• No results found

NME en de transitie naar Duurzaamheid

3.2 Doel en taakstellingen van het NME-beleid

3.2.6 NME en de transitie naar Duurzaamheid

De laatste jaren is duurzaamheid en de ontwikkeling naar een duurzame samenleving steeds meer centraal komen te staan. Het beleid heeft daar onder meer bij aangesloten door het ontwikkelen van enkele programma’s. Deze programma’s vormen het vervolg op de eerdere NME- nota’s.
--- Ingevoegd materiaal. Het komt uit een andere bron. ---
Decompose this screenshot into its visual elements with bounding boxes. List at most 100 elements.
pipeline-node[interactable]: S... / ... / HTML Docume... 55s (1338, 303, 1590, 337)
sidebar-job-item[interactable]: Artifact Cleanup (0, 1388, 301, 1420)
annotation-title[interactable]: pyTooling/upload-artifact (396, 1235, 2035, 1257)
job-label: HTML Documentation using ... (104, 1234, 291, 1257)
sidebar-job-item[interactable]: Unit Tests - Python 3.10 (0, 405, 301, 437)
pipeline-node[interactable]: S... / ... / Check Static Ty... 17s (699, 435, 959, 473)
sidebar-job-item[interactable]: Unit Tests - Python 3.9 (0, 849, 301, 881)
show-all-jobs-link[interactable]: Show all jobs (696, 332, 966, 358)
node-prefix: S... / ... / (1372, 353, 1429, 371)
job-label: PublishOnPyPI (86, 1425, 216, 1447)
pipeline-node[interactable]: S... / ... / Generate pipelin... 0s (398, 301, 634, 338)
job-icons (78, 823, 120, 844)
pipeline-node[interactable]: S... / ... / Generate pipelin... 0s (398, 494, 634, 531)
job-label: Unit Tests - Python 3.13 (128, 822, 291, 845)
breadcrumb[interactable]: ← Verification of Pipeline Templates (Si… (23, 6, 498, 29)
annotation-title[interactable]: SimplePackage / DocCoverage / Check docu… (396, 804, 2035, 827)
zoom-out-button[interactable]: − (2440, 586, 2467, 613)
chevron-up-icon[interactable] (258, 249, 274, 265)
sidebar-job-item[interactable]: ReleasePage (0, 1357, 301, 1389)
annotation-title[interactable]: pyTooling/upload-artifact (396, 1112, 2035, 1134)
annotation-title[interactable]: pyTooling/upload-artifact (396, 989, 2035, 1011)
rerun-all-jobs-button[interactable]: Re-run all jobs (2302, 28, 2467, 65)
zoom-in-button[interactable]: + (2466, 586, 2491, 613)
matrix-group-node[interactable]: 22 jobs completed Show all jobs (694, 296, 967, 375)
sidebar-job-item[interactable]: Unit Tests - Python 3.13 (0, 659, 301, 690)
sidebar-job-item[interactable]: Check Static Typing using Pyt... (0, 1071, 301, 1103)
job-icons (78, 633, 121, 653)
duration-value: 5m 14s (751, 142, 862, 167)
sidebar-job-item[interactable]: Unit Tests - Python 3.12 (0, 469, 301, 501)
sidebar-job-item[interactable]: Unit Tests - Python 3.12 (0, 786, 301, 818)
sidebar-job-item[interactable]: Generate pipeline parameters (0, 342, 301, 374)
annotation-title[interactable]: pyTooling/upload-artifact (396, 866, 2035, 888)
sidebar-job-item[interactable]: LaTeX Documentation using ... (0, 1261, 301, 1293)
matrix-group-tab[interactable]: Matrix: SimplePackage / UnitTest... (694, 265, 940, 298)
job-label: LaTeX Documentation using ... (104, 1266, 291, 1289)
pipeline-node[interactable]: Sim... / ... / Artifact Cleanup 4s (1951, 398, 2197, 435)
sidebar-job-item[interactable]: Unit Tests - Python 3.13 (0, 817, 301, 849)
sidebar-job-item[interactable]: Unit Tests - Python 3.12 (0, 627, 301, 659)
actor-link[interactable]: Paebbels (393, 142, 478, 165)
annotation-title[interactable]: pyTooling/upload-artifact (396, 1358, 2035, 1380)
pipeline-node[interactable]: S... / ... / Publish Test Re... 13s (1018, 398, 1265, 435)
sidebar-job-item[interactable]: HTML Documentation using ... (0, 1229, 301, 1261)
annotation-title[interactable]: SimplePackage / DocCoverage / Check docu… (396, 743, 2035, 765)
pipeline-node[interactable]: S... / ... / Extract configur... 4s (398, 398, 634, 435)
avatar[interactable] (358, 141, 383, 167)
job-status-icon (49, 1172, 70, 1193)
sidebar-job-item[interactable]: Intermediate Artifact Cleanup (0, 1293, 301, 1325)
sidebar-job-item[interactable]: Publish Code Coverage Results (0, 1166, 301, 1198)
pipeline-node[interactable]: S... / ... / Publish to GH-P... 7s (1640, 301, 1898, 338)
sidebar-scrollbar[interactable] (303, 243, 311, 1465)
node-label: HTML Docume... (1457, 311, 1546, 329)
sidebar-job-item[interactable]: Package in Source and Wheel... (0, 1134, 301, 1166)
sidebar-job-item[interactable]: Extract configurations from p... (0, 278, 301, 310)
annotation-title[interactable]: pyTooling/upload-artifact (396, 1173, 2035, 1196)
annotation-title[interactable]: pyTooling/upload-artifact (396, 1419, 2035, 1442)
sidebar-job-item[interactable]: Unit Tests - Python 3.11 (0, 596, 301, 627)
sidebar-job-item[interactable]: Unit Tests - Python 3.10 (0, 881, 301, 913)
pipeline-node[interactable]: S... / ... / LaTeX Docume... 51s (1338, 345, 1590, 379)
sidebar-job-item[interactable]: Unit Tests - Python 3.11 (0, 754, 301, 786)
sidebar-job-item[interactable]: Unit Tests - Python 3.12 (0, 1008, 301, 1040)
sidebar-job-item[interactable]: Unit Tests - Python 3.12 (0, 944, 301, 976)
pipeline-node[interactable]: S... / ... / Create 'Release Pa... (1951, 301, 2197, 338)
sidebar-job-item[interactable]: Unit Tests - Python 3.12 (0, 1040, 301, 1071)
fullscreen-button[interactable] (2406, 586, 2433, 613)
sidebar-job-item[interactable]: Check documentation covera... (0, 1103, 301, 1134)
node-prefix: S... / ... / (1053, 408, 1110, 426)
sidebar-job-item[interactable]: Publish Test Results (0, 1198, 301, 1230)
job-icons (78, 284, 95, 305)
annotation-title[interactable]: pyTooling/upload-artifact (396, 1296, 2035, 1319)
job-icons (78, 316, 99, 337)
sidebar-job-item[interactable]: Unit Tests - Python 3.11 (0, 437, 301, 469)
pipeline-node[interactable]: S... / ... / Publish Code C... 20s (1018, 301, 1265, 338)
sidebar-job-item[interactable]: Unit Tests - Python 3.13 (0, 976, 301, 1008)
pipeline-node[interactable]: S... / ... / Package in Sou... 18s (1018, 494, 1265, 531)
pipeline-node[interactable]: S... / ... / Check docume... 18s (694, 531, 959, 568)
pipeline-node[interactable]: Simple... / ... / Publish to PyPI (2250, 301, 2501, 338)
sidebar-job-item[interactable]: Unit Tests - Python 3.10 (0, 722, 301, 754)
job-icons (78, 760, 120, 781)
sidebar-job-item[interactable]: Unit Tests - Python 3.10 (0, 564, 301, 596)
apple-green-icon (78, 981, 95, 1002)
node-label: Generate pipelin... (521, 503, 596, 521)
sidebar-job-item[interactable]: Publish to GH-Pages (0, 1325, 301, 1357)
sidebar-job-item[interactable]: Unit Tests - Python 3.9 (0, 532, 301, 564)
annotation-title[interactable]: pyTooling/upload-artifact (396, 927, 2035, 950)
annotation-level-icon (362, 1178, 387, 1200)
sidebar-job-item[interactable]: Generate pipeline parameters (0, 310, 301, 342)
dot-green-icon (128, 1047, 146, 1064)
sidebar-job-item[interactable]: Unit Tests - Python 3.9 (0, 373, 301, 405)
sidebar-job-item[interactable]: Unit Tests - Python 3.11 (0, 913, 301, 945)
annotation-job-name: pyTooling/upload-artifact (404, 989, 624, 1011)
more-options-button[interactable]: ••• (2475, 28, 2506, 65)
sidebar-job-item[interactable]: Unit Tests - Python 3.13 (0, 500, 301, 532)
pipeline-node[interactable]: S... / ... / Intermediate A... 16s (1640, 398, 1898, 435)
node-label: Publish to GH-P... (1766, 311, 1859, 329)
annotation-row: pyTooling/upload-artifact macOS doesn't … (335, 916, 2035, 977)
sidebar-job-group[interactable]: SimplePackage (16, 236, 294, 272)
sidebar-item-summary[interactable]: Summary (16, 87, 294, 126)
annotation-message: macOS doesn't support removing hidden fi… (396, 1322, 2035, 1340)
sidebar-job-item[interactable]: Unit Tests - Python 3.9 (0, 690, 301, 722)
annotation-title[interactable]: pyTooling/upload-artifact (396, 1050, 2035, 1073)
Programma Leren voor Duurzaamheid 2000-2003

In 2000 is het programma ‘Leren voor Duurzaamheid 2000-2003’ van start gegaan. Het is een decentraal opgezet programma, dat beoogt leerprocessen die een bijdrage leveren aan een meer duurzame samenleving (verder) te ontwikkelen en /of te stimuleren. Het gaat daarbij om vier aspecten: ‘Bijdragen aan het maatschappelijk debat (1) en de daaruit voortkomende leerprocessen (2), gericht op het verkrijgen van maatschappelijke betrokkenheid en daadkracht (3) ter versterking van duurzame ontwikkeling (4)’. Het programma is de opvolger van het NME-programma Extra Impuls 1996-1999. Er zijn drie hoofdthema’s. Het eerste thema is ‘ecologische basisvorming’ en gaat om het opdoen van kennis en vaardigheden over ecologische processen, ook in relatie tot het eigen handelen. Het tweede thema betreft ‘leren voor leefbaarheid’ in school, op het schoolplein, in de straat, wijk of stad. Aan dit begrip zit een gedragcomponent. Het gaat hierbij dus vooral over ‘hier en nu’, thema’s zoals afval scheiden, zwerfafval, en andere milieuzaken. Het derde thema is ‘leren voor duurzaamheid’ en staat voor het uitgangspunt dat zowel ‘hier’ en ‘nu’ als ‘daar’ en ‘straks’ duurzaam in behoeften

kan worden voorzien. Dit betekent een veel bredere insteek: het oog op toekomstige generaties en niet alleen nationaal maar ook mondiaal gericht. Belangrijke begrippen zijn: afweging van belangen, opvattingen, waarden en normen, dialoog tussen vele actoren. Het programma bestaat uit de nota ‘NME21: ‘Leren voor een duurzame samenleving’ (VROM et al, 1999; bijlage 5a) en een ‘Beleidskader Leren voor Duurzaamheid’ (LNV et al, 2000; bijlage 5b). Leren voor Duurzaamheid is het interdepartementale en interbestuurlijke uitvoerings- programma van NME21, dat van 2000 tot en met 2003 loopt. Hoofddoelstelling is de ontwikkeling naar een leefbare, duurzame samenleving (‘ultimate outcome’). De onderliggende doel- en taakstellingen zijn in de meeste gevallen een voortzetting van het beleid zoals geformuleerd in de nota ‘Extra Impuls’ of in eerdere nota’s en betreffen ondermee de verdere structurele inbedding van NME in het onderwijs, versterking van NME in lerarenopleidingen en volwasseneneducatie en de integratie in maatschappelijke sectoren (‘outputs’ / ‘immediate – intermediate outcomes’). Er is aandacht voor ondersteuning van maatschappelijke organisaties en het bedrijfsleven bij leren voor leefbaarheid en duurzaamheid. Een multi-level en multi-actor uitvoeringsprogramma betreffende de inzet van NME voor duurzaamheid wordt opgestart. Een landelijke stuurgroep gaat coördineren. De monitoring van NME op scholen vindt plaats door middel van een tweejaarlijkse rapportage door de rijksonderwijsinspectie (voornamelijk ‘outputs’).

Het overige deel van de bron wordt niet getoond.